Last week’s Connecticut Information Literacy Conference, held at Hartford University on June 14, was all about grit—both using resilience as an instructor and taking advantage of student tenacity to enhance learning.
The program “Getting Down to Business: Incorporating the Framework into a Sustainable & Collaborative Embedded Librarian Project” featured presenters from Northern Vermont University (NVU): Sam Boss, Director of NVU Libraries, and Kristi J. Castelberry, Assistant Professor of Literature, NVU- Lyndon. The two described an intense and effective collaboration in which they work with a critical thinking class to teach them IL in accordance with the ACRL framework. Students work toward a debate, with the class starting with a theme—monsters—but the exact focus and materials used being up to the students. For example, students have used Frankenstein as one focus; other times, students analyzed movies such as Indiana Jones (with the Nazis in the movie as monsters) and Jurassic Park.
Embedded librarianship is common at NVU, said the presenters, but not at this level of intensity (Boss is present in multiple classes per semester). This level of collaboration and librarian attendance isn’t possible in every class, they said, but the work still benefits other classes as Boss uses this class as a lab of sorts, bringing the best of it to other IL classes. Casteberry, too, said that she uses elements of this class elsewhere, and other professors at the school have used parts of it in their classes, so the work has a wide impact. This was one of the goals of this collaboration—Boss and Castleberry aimed to have library activity as connected to the course as possible but at the same time to be movable to other classes. One result of the librarian embedding, said Castleberry, is that all of the classes feel like critical thinking, rather than critical thinking sometimes and library resources and practices other times.

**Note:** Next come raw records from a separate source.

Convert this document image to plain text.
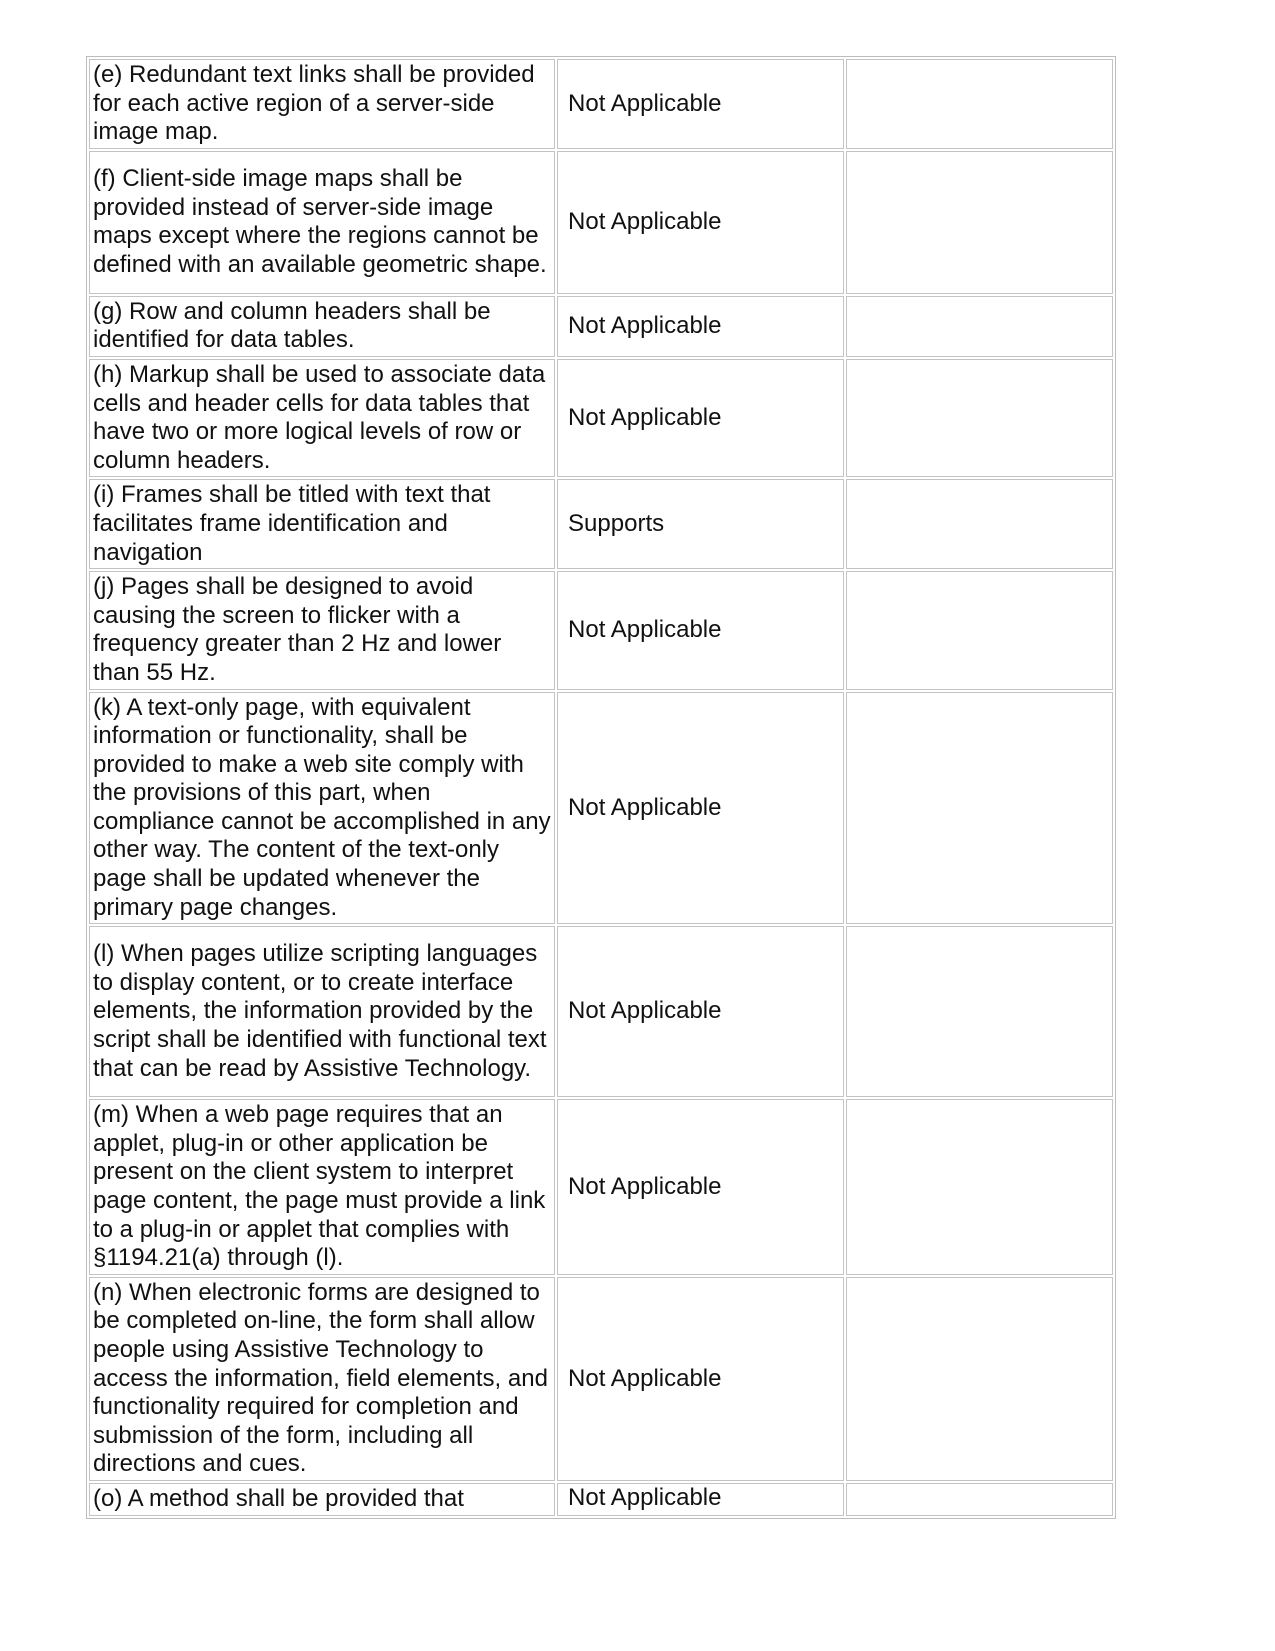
(e) Redundant text links shall be provided for each active region of a server-side image map.	Not Applicable	

(f) Client-side image maps shall be provided instead of server-side image maps except where the regions cannot be defined with an available geometric shape.	Not Applicable	

(g) Row and column headers shall be identified for data tables.	Not Applicable	

(h) Markup shall be used to associate data cells and header cells for data tables that have two or more logical levels of row or column headers.	Not Applicable	

(i) Frames shall be titled with text that facilitates frame identification and navigation	Supports	

(j) Pages shall be designed to avoid causing the screen to flicker with a frequency greater than 2 Hz and lower than 55 Hz.	Not Applicable	

(k) A text-only page, with equivalent information or functionality, shall be provided to make a web site comply with the provisions of this part, when compliance cannot be accomplished in any other way. The content of the text-only page shall be updated whenever the primary page changes.	Not Applicable	

(l) When pages utilize scripting languages to display content, or to create interface elements, the information provided by the script shall be identified with functional text that can be read by Assistive Technology.	Not Applicable	

(m) When a web page requires that an applet, plug-in or other application be present on the client system to interpret page content, the page must provide a link to a plug-in or applet that complies with §1194.21(a) through (l).	Not Applicable	

(n) When electronic forms are designed to be completed on-line, the form shall allow people using Assistive Technology to access the information, field elements, and functionality required for completion and submission of the form, including all directions and cues.	Not Applicable	

(o) A method shall be provided that	Not Applicable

Scholarship as Conversation
Over the semester, students are introduced to the various ACRL frames as they touch upon their location, analysis, and synthesizing of debate material. Weeks one and two cover “Scholarship as conversation,” for example, with the explanation of that integrated into an activity rather than made explicit. Boss shows students how a create a citation, so that they understand the mechanics and are introduced to the idea that you use others’ work. The bigger picture is that they will understand that they are becoming members of a community, said Boss, and that they’re entering an ongoing conversation, not a finished one. Also related to citations, when students verbally discuss the movie or other work that’s the focus of their debate, they are encouraged to cite or quote each other.
For background research, students use Credo’s reference platform and material such as Opposing Viewpoints and CQ Researcher, and are given topics that are far too broad so that they get practice narrowing a topic. They can then use more sources, and at first, said Castleberry, any source at all counts, because of the plan to let students discover that topic-discovery work and the research are “mutually constitutive.”
Students then begin to look at what makes a source credible; as part of this, they are asked to find material related to their topic from different disciplines—for example, if they are debating zombies, they can look at English literature and medical sources. They decide as a group what constitutes authoritative information, looking at authors’ social media presence as part of that.
In closing, Boss and Castleberry recommended “not talking about the framework when you’re talking about the framework” as very effective.